Opinion articles provide independent perspectives on key community issues, separate from our newsroom reporting.

Letters to the Editor

South Carolina allowing ‘death by firing squad’ as death penalty option is appalling

Death by firing squad

I am appalled at the headline citing Gov. McMaster’s signing of the document authorizing death by a firing squad! What has humanity come to when the dark ages has resurfaced in South Carolina? Man’s inhumanity to man has shown its ugly face in the state in which I now reside. Undoubtedly, had I not found a humanitarian home in S.C., this decision would have propelled my move elsewhere!

Had the proponents of this bill not searched his/her own conscious before signing? Had this core of proponents not pondered the evilness of this decision? The death penalty over history has been fraught with errors wherein innocent people have died as a result of false accusations and, now, a firing squad! Who are we to judge the fate of our fellow human beings, and most especially when that decision results in death by a firing squad?

Today, after having read this pronouncement from our top official, I am ashamed to call South Carolina my home. In further contacts with friends and relatives from more “humanity-kind” states, I will lovingly refer to the Cypress as my home and geographically place it only in the South!

Elizabeth Rae, The Cypress Retirement Community

What ordinance?

I have now seen it all. I’m being told that I must pay $1500 a month to live next to a house with 5-foot high overgrown grass, probably infested with snakes, just 25 feet from my backdoor. Am I living in the Twilight Zone? No; I’m living in the Okatie Park subdivision in Jasper County.

The guy who moved in the house behind me a year ago — and brought a vicious dog with him — has made everyone’s life within ear shot nothing but pain and misery. Numerous neighbors are fed up with this guy and his dog and have put their houses up for sale and moved. How can one person be allowed to do this where I’m paying what consists of a $140 a month HOA fee?
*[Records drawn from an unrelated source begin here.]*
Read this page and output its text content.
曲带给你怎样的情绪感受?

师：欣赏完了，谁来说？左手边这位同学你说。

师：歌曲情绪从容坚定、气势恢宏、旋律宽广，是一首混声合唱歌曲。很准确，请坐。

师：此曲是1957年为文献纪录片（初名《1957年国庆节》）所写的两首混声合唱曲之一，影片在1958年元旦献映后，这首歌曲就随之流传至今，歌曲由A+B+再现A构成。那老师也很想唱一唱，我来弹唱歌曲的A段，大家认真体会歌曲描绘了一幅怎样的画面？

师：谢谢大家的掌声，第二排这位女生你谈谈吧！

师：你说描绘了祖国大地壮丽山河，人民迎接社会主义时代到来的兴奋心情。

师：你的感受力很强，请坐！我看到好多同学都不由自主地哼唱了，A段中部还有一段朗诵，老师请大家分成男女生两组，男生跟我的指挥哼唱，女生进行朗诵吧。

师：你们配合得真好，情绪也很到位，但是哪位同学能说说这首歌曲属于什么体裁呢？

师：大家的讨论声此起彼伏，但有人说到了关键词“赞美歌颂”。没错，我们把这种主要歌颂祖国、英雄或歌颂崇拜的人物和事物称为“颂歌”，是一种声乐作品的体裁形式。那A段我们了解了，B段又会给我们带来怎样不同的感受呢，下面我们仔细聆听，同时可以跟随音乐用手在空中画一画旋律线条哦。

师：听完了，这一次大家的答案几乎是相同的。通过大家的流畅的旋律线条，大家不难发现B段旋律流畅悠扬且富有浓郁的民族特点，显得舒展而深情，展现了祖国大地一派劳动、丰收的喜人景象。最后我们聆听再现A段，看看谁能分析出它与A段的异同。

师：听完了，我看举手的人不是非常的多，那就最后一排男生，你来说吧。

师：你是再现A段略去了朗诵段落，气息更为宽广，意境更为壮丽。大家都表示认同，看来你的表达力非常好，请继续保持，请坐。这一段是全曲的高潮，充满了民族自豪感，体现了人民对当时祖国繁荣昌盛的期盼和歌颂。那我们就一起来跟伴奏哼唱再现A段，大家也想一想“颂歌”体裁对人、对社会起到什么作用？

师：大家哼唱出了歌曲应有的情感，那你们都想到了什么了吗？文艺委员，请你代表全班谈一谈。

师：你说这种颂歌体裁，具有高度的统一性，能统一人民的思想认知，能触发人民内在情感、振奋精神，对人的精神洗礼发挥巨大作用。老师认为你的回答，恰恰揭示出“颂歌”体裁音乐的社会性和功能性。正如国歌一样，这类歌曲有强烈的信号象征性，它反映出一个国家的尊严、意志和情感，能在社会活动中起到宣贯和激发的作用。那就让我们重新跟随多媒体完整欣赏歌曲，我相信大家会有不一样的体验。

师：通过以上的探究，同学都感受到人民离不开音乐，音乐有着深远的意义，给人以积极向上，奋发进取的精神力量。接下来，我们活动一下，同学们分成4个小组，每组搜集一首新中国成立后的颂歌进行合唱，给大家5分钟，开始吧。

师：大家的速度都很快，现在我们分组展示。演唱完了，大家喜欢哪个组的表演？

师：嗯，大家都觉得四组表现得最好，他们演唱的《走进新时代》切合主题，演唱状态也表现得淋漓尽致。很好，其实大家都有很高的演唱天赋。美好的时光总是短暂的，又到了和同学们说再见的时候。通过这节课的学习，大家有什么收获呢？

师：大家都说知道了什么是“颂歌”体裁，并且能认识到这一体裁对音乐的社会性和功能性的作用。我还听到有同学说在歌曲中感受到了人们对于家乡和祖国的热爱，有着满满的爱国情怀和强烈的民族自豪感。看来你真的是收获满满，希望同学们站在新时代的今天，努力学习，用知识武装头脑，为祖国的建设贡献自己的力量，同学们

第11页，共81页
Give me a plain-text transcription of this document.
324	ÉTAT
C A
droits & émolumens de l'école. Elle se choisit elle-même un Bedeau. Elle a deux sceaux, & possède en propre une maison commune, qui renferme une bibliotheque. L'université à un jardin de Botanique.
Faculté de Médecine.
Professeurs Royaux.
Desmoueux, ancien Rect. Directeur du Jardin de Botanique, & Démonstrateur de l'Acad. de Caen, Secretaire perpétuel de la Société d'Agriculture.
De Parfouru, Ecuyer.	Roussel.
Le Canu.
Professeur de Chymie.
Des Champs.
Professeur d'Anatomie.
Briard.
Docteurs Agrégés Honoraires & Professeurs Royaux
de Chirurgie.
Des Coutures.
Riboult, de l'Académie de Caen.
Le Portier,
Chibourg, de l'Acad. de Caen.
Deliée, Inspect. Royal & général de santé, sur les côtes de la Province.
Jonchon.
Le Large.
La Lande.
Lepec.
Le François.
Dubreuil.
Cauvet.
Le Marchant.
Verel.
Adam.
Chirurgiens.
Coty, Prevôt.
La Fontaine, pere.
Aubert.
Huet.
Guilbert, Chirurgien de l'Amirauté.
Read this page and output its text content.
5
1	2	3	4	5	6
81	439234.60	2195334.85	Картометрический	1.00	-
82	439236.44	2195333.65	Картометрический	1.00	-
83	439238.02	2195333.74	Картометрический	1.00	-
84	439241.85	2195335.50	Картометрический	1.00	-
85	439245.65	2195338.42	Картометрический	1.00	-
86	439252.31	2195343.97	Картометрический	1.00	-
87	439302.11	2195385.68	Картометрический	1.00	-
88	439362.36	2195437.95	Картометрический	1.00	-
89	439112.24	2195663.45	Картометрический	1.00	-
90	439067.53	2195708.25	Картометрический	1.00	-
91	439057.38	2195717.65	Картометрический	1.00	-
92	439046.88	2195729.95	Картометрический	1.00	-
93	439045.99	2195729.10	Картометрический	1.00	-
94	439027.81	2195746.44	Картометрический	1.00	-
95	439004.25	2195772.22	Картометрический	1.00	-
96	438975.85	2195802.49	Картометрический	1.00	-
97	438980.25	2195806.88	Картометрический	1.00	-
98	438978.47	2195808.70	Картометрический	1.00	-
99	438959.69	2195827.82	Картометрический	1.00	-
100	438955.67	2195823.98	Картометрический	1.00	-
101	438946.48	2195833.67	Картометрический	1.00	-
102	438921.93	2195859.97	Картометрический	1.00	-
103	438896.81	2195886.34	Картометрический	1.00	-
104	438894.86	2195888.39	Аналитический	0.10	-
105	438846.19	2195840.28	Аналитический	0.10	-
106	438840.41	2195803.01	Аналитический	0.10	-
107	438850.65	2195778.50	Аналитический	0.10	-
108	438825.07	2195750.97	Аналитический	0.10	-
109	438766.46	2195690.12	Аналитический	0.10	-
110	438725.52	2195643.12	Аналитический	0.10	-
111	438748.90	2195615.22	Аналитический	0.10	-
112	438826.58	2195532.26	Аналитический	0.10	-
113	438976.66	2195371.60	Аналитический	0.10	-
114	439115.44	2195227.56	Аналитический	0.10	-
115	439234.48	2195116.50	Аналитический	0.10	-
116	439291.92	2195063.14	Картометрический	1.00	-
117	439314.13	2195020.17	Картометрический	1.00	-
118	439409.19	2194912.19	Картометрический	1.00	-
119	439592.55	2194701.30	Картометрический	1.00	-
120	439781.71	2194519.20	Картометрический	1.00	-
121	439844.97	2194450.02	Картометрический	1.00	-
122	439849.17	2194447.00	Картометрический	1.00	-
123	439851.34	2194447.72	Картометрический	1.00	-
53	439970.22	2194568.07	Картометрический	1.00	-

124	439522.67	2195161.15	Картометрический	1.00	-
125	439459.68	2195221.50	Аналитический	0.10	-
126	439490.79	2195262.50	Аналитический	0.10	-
There is a Jasper County Ordinance on the books but no one will enforce it. It’s Chapter 10, Sec. 10-22, “Unlawful property nuisance.” This ordinance seems as clear as the skin cancer on my forehead last year that I recovered from surgery as his dog barked for 7 straight hours, day after day, night after night. I called Jasper County Sheriff, it’s now been a year and nothing has changed.

Jerry Clark, Ridgeland

Life isn’t fair

A major flaw in our contemporary view of democracy is that life should be “fair” and the point of government is to create that state of “fairness.” Life isn’t fair! Especially when fairness has come to mean, “I’m automatically entitled to whatever anybody else has, or my equal rights must have been violated.”

Such subjectivity was never trusted by our founders. It was the self-evident flaws in that thinking, as exhibited by monarchies and dictatorships, that made “democracy” necessary. Our rights come not from people in charge, but from a constitutionally guided process that, for better or worse, formally declares the will of the majority, alone, matters. Whether it’s “fair” or not was never the point. The clear will of the people, however brilliant or misguided, is the only constitutional concern.

The common good should only be discerned by the independent processes laid out in the Constitution through formal law making. When administrative agencies like the CDC impose pronouncements to control my personal life and decisions — where I can eat, sit, or what I must wear in public — the democratic process has been subverted, no matter how “fair” it seems.

David Rockwell, Beaufort

Medicare Advantage

Over the past few years, my health insurance costs have actually gone down—because I switched to Medicare Advantage. As a senior who relies on prescription drugs and is on a fixed income, affordable prescription drug access is important to me..

Even though the past year has been challenging for South Carolina seniors, the Medicare Advantage program adapted to the challenges and worked hard to address them. During the COVID-19 pandemic, Medicare Advantage went above and beyond to support me and thousands of other beneficiaries. This program continues to improve, adjusting to my changing needs.

Many seniors in South Carolina rely on this important health care option. As the economy recovers from the COVID-19 crisis, seniors living on a fixed income desperately need to access affordable healthcare. South Carolina’s delegation in Washington must do what’s right for their constituents to protect and strengthen Medicare Advantage.